The above title are the oh-so-wise words of Springfield's top news anchor, Kent Brockman, but today we have an excellent example of Kent's point. Over at Opinio Juris, guest-blogger Kevin Jon Heller has a post pointing out that more people are confident in the UN's ability to handle the Iran nuclear crisis than in Bush's ability.
While it may be true that Bush has few good options in dealing with Iran, it's hard to see how anyone can have more faith in the UN. Is Beijing going to sacrifice more than $100 billion in energy deals with Iran to give the US and the West a political victory? Will Russia alienate one of its major arms clients? And even if the UN can convince Russia and China to get on board with a serious sanctions regime, does the experience of sanctioning Iraq provide any assurance that sanctions can work? Sanctions take an exceedingly long time to have any effect on the political leadership of a country, and the more direct effects are felt by the civilian population. Additionally, sanctions create huge collective action problem that encourage widespread defection and cheating. This means that sanctions are usually just strong enough to harm the public but insufficient to achieve the intended political outcome.

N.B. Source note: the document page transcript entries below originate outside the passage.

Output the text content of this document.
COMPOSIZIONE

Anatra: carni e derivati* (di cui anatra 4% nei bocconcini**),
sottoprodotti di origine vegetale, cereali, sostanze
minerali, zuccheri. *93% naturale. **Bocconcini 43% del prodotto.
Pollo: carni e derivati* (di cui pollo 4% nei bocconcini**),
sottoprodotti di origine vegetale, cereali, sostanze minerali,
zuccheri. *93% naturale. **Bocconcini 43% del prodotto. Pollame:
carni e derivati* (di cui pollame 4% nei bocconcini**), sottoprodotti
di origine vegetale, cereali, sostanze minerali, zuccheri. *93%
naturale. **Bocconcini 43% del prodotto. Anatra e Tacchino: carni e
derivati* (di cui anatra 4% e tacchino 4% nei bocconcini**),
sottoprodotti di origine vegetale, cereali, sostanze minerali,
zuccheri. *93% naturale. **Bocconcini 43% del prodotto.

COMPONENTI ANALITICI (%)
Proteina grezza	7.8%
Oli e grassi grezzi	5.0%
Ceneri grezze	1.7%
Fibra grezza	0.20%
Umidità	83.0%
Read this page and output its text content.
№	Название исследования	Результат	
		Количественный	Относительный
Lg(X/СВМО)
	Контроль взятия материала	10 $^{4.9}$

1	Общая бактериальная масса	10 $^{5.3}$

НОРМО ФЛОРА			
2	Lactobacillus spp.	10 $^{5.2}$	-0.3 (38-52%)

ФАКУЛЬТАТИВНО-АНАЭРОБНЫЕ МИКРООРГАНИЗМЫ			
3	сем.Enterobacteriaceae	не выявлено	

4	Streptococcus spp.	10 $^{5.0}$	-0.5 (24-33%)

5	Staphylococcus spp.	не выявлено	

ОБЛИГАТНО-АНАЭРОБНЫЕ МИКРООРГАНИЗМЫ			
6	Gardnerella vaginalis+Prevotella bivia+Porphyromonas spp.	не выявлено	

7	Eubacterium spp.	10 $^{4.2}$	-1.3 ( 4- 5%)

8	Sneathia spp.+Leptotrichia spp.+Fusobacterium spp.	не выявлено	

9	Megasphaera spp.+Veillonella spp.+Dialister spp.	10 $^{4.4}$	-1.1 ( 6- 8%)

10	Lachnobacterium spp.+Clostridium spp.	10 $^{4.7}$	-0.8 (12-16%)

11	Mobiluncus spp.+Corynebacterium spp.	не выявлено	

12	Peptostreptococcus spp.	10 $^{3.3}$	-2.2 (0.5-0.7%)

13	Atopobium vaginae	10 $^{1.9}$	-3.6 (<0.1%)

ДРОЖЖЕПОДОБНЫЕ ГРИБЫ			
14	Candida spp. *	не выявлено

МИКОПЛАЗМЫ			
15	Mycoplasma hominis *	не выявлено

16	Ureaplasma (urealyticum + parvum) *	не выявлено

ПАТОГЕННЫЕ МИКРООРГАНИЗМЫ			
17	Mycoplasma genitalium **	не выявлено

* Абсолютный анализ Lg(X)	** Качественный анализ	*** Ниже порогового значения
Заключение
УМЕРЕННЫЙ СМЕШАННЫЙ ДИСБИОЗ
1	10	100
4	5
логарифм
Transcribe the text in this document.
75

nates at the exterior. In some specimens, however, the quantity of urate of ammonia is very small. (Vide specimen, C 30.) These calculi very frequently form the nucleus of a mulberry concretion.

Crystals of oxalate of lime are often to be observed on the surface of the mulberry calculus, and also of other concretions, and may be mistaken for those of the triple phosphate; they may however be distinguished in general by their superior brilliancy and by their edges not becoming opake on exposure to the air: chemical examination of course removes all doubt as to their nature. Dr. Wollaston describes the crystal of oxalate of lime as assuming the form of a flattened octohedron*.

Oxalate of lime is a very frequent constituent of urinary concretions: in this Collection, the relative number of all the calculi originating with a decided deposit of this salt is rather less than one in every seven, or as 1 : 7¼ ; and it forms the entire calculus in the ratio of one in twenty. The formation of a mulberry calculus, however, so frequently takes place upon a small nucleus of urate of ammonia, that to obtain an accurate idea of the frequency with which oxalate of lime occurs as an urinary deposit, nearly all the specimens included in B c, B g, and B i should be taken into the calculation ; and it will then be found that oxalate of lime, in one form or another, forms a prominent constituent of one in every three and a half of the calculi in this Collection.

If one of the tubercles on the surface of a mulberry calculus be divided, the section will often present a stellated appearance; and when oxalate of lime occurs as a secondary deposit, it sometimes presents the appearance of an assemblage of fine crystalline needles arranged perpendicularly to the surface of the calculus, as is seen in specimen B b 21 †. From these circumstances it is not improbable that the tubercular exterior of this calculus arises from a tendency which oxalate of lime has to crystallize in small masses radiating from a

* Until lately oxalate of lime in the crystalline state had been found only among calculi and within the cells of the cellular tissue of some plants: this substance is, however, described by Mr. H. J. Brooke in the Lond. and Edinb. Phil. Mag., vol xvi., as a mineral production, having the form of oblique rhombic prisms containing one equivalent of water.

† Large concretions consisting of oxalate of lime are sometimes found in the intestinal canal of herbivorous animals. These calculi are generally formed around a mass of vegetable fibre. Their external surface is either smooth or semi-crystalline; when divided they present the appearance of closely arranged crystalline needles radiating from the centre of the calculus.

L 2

Also, let's consider the UN's track record in preventing countries from developing nuclear weapons? North Korea...no. Pakistan....no. India...no. Israel...no. South Africa...no (South Africa secretly developed a nuclear weapon, but dismantled its program voluntarily). Iran...not so far. Argentina and Brazil...no (these two countries were locked in a nuclear arms race, but created an agreement that has prevented the development of NW). The only possible success story is Iraq. But, without the Israeli strike on Osiraq and the US invasion in 1991, Iraq most certainly would have had nuclear weapons. Furthermore, let's not forget the outcries against the sanctions that killed so many Iraqi civilians. It's hard to imagine the world having the stomach to impose an ever harsher sanctions regime on Iran.
So, how can more Americans believe that the UN can solve this problem? It's hard to fathom. I'm not confident that the US will be able to find a nice solution, but the UN can't even stop the Sudanese government from slaughtering its people. How will it be able to stop Iran from getting nukes? Note in such an excellent oxymoron that the poll also notes that while 67% of Americans believe that Bush won't do enough to prevent Iran from getting nukes, 69% fear that Bush will be "too quick" to use force. Idiots. This is why we should be happy that foreign policy isn't made by the more subject-to-public-opinion congressmen and senators.